The Australian had made little impression in his first stint on hard tyres, but like Sepang a week ago, stopping three times gave him plenty of opportunity to gain ground in clear air - and saving the much quicker softs for the final stint when everyone else was on hards gave him a huge pace advantage, as he proved by grabbing fourth from Rosberg with a Turn 6 dive three laps from the end. Lapping 2s quicker than anyone else, Webber then caught Button at the end of the penultimate lap and grabbed a sensational podium finish.

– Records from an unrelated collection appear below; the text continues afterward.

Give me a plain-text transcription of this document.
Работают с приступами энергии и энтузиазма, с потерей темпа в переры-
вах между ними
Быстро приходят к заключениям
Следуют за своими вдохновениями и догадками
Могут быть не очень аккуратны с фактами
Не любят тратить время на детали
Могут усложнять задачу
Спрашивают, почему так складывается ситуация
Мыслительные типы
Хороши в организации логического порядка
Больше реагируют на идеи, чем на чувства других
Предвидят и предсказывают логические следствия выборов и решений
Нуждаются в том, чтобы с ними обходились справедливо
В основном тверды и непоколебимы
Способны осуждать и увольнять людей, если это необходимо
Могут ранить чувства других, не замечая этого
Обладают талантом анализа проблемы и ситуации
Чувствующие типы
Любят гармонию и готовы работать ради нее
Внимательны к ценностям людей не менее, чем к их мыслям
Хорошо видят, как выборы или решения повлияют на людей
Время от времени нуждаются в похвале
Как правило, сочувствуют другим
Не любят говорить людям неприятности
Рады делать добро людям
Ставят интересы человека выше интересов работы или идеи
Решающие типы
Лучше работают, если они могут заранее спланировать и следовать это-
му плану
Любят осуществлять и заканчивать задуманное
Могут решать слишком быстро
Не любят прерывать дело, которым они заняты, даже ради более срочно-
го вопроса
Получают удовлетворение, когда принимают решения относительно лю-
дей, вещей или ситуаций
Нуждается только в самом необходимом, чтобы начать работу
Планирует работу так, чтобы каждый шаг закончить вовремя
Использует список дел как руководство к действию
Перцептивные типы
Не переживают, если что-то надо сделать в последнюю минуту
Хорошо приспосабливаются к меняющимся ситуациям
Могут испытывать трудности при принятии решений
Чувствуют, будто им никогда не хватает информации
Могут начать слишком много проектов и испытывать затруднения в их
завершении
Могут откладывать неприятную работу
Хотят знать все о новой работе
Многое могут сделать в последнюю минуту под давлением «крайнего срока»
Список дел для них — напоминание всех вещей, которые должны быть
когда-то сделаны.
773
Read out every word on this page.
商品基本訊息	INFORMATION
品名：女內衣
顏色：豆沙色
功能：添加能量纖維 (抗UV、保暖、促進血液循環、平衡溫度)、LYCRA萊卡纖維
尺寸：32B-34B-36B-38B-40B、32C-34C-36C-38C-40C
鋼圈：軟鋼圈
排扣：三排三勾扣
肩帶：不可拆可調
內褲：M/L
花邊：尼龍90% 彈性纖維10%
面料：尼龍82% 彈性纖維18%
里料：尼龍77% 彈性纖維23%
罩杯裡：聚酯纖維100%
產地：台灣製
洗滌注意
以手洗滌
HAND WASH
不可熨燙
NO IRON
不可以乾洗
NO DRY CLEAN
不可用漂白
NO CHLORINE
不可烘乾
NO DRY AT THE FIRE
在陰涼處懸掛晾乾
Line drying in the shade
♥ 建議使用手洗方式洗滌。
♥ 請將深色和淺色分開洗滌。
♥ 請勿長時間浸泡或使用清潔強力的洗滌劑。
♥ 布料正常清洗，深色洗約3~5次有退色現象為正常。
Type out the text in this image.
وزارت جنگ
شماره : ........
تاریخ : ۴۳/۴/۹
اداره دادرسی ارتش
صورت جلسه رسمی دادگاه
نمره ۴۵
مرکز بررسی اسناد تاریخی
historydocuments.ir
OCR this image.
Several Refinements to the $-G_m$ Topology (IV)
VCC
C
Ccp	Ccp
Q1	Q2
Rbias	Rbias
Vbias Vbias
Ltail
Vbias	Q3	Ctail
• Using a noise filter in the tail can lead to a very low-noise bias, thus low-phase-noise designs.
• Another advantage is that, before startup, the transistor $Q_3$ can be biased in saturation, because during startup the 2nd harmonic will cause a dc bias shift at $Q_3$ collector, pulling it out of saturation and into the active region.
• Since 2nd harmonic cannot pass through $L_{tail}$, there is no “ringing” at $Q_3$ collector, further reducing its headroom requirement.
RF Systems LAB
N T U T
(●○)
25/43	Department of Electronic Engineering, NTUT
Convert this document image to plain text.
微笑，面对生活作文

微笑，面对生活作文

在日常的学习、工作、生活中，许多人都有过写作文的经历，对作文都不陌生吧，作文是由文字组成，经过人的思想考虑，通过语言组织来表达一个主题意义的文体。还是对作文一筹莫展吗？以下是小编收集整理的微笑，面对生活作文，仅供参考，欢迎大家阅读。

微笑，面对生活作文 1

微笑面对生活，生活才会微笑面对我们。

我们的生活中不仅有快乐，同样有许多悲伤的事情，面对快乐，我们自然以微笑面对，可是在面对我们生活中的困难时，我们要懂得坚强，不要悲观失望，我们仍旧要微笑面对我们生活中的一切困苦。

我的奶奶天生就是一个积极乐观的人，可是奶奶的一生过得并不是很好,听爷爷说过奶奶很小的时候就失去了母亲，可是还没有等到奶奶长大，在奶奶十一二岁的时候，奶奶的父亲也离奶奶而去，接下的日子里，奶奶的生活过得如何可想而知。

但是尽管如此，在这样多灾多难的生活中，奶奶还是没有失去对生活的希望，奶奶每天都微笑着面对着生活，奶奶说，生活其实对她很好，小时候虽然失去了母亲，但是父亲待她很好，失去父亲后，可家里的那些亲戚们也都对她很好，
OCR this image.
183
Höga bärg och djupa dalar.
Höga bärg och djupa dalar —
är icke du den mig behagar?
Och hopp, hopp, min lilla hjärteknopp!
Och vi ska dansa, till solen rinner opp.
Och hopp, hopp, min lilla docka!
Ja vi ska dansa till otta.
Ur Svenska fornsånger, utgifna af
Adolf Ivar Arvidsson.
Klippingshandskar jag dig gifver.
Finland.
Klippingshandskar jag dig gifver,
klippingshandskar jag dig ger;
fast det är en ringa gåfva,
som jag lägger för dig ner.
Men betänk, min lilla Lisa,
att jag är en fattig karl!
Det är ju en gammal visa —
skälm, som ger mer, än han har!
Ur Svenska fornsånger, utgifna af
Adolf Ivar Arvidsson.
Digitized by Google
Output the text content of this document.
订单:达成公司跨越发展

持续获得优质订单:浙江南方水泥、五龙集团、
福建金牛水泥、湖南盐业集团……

Massa had to settle for sixth, but could take satisfaction from outpacing team-mate Fernando Alonso, who both lacked Massa's speed and lost ground emerging into traffic after pitstops. He just beat Michael Schumacher to seventh, the Mercedes having got clear of the midfield by making a very early first of three stops.
Renault's podium run ended with Vitaly Petrov only able to take ninth place ahead of Kamui Kobayashi's Sauber. Paul di Resta was looking good for more points until fading in the final few laps, leaving him 11th ahead of Nick Heidfeld's Renault, with which he clashed in the closing moments. Adrian Sutil's race in the second Force India was spoiled by contact with Sergio Perez, for which the Sauber driver was penalised.
Toro Rosso's great qualifying effort turned to nothing, with both drivers soon falling down the order - Sebastien Buemi finishing only 14th behind Rubens Barrichello's Williams, and Jaime Alguersuari retiring when a wheel fell off after his pitstop. Behind Sutil, Heikki Kovalainen gave Lotus plenty to cheer by beating Perez and Pastor Maldonado's Williams to 16th.
Both HRTs of Narain Karthikeyan and Vitantonio Liuzzi made it to their first successful finish, the Italian managing to overtake the Indian on the final lap after the former served a drive-thru for a jump start.